– Ничего. – Нина невольно передёрнула плечами, вспомнив, как полгода назад её везли в такой же машине ночью, в дождь, под конвоем. – Я бы всё равно никогда не села бы в неё… по доброй воле.
Наганов внимательно посмотрел на неё, ничего не сказал. Нина, подумав, протянула ему руку. Он сжал её в ладонях, и Нина удивилась: какие у него, оказывается, горячие руки…
– Вы совсем замёрзли, – повторил он. – Идите скорее домой. И прошу вас, подождите несколько дней. Я попробую что-нибудь сделать. Обещайте, что не сбежите. Я… я всё равно знаю, где вас искать.
Нина невольно улыбнулась мальчишеской интонации последней фразы. И не смогла удержаться:
– Максим Егорович, я ведь больше не подследственная. И могу уехать не только в Смоленск.
– Всё же повремените пока. Обещайте мне, что подождёте.
Деваться было некуда.
– Хорошо. Считайте, что взяли меня измором, – мрачно сказала Нина, вытянув наконец пальцы из ладони Наганова. – До свидания.
Он молча наклонил голову, повернулся и, не оглядываясь, пошёл к ожидавшему его автомобилю.
В том, что Наганов сдержит данное слово, Нина ничуть не сомневалась. Так и вышло: три дня спустя во двор въехала подвода, запряжённая рыжим битюгом. Пожилой возница молча помог Нине загрузить узлы, железную кровать и гитару в футляре. Последним она положила на подводу портрет бабки, перецеловалась с ошеломлёнными цыганками и, взяв за руки укутанных дочерей, пошла вслед за подводой со двора.
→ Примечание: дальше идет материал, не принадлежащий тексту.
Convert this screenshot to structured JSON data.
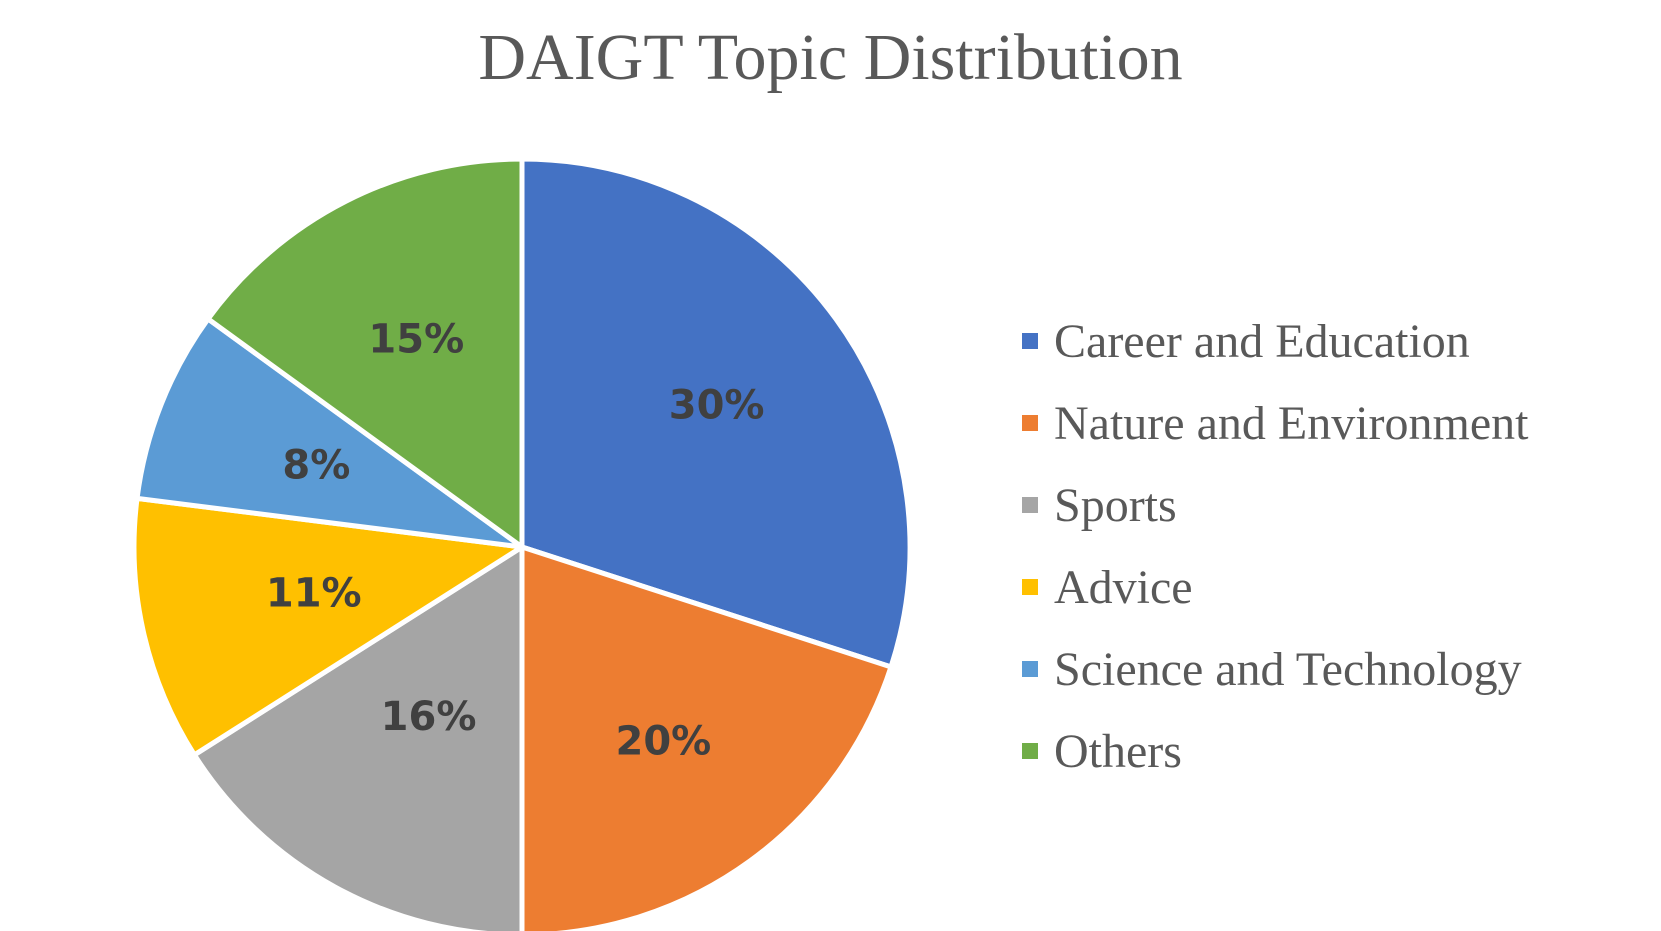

Комната, которую обещал ей Наганов, оказалась в бывшем доме купцов Петуховых на Солянке. Дом был старым, скрипучим, рассохшимся, содрогающимся каждой лестницей. После революции Петуховы бесследно пропали, и крошечные, тесные комнаты домика забили новые жильцы с детьми, старухами, граммофонами, котами, примусами, корытами, смазными сапогами и сапожными колодками. В две комнаты первого этажа, рядом с кухней, вселились Охлопкины – большая и шумная семья рабочего-кустаря, невестки которого скандалили на общей кухне со свекровью, а дети дрались и катались по полу в коридоре. Бывшую столовую занимали две студентки педагогического техникума. В узкой, как пенал, спальне жил лохматый, бровастый поэт Богоборцев, похожий больше на ломового извозчика, чем на литератора, по ночам зычно оравший свои вирши на всю квартиру. Рядом с поэтом обитала прачка Маша, самогонщица и вообще «весёлая баба», у которой часто происходили шумные застолья. А в конце коридора, в парадном зале, расположилась суровая семья бывших крестьян Бабаниных, к которым постоянно приезжали деревенские родственники, о визите коих можно было догадаться по запаху прелых лаптей и навоза. В самой дальней, маленькой комнатке, прежде принадлежавшей петуховской горничной, ютилась Ида Карловна Штюрмер – высокая старуха «из бывших» с ироническим изломом выщипанных бровей и монументальным носом. Она царственно донашивала горжетку из облезлой лисы, дымила папиросой и брезгливо говорила пьяному Охлопкину: «Беспрецедентная вы свинья, мой дорогой, опять давеча заблевали весь ватерклозет!» Охлопкины страстно ненавидели «графеню», но выселить её не могли: Штюрмер давала уроки фортепианной игры, и в её ученицах числились дочери одного из наркомов. Вся эта публика зажила бурной коммуной, ругаясь на огромной кухне, выпивая после работы, таская друг у друга дрова и антрацит, отхлёбывая по ночам из чужих кастрюль и сливая керосин из примусов, табунящихся на общей плите.
Нине в этом курятнике досталась довольно большая и светлая комната с изразцовой печью и двумя окнами, выходящими во внутренний тихий двор. Комната была ещё пуста, стены топорщились вбитыми невесть зачем гвоздями, посередине высилась гора из узлов. Последней втащили железную кровать, после чего пожилой солдат вручил Нине ордер на вселение, посоветовал сразу же спуститься с бумагами в домком, козырнул и отбыл.